For a given differential equation, identifying the order and degree is essential. The order is determined by the highest derivative present, while the degree is the power of that derivative. In our exercise, we deal with a second-order differential equation because the highest derivative involved is the second derivative, denoted by \( y'' \). Understanding these basics lays the foundation for analyzing singular points within the equation.

When solving differential equations, singular points play a crucial role. These are specific values of \( x \) where the coefficients of the equation or its solutions behave differently. Let's classify them to understand their nature better.

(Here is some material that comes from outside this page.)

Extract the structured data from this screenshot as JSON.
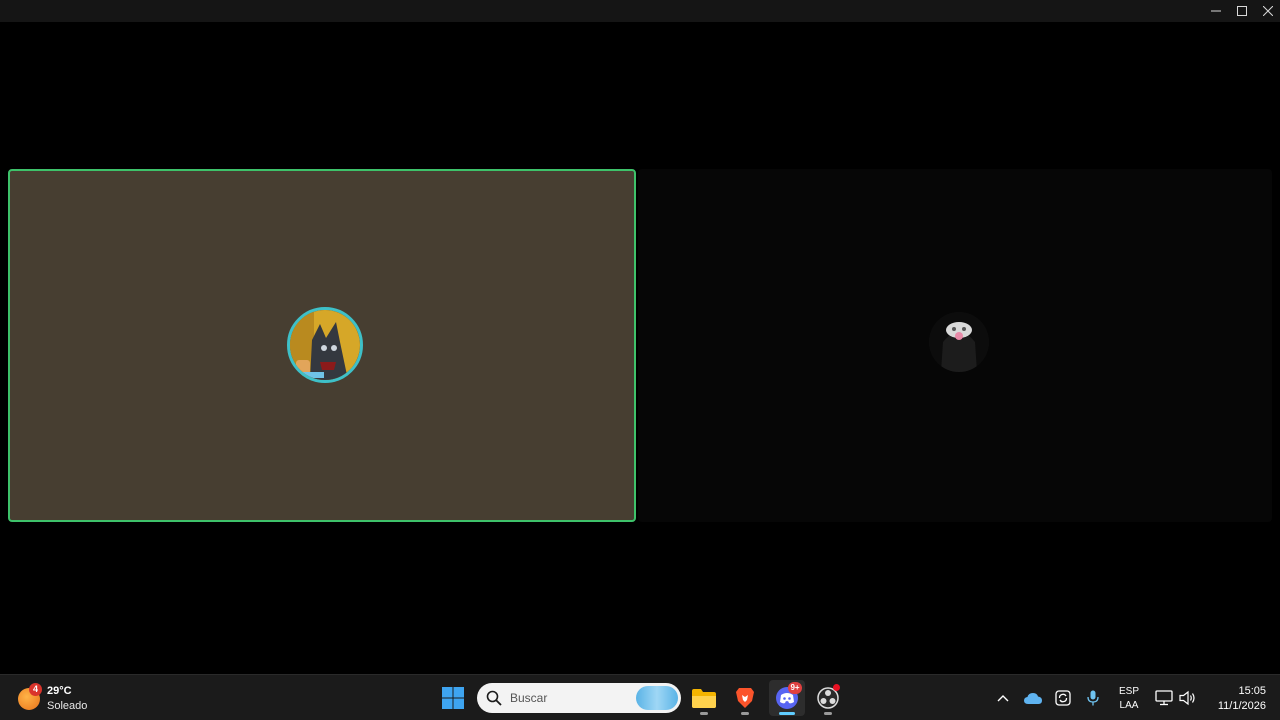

• Singular Points: These are points where the differential equation's coefficients become undefined or infinite. For instance, roots of the coefficient \( P(x) \) in our exercise become singular points.
• Regular vs. Irregular Singular Points: Classification depends on how the differential equation behaves near these points. Whether a singular point is deemed regular or irregular influences the type of solutions expected.

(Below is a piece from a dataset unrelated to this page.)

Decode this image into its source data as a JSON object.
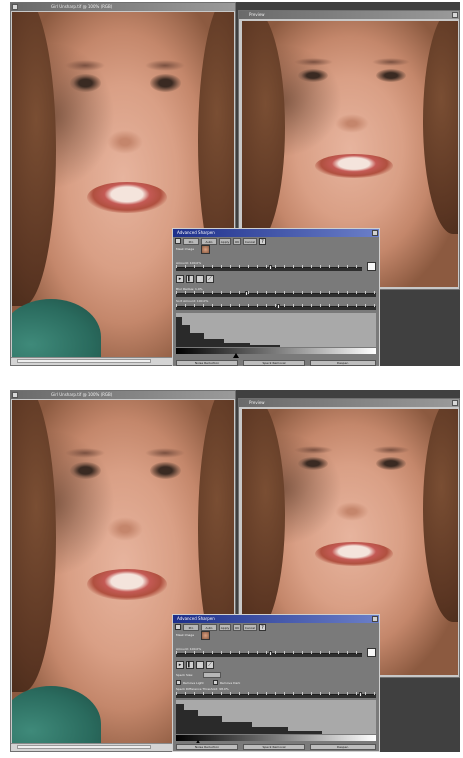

To detect singular points, one sets the coefficient of the highest derivative (\( P(x) \)) to zero and solves for \( x \). Identifying these points is a pivotal step before determining their regularity.

Regular and irregular singular points refer to how "well-behaved" a differential equation is at specific singular points. A regular singular point is where solutions may be problematic but are still manageable using certain techniques, while irregular singular points reflect more complex behavior.
Determining regularity involves specific checks:

• Regular Singular Point: At a singular point \( x = x_0 \), it's considered regular if the expressions \( \frac{(x-x_0)Q(x)}{P(x)} \) and \( \frac{(x-x_0)^2R(x)}{P(x)} \) are analytic. Analytic simply means they can be expressed as a convergent power series around the point \( x_0 \).
• Irregular Singular Point: If the conditions for a regular singular point aren't met, it's classified as irregular. This often leads to solutions that are harder to handle and might require advanced techniques for solving.

In our exercise, checking these conditions showed that both \( x = -3 \) and \( x = 2 \) are regular singular points, meaning the solutions, though singular at these points, are more predictable and can be managed analytically.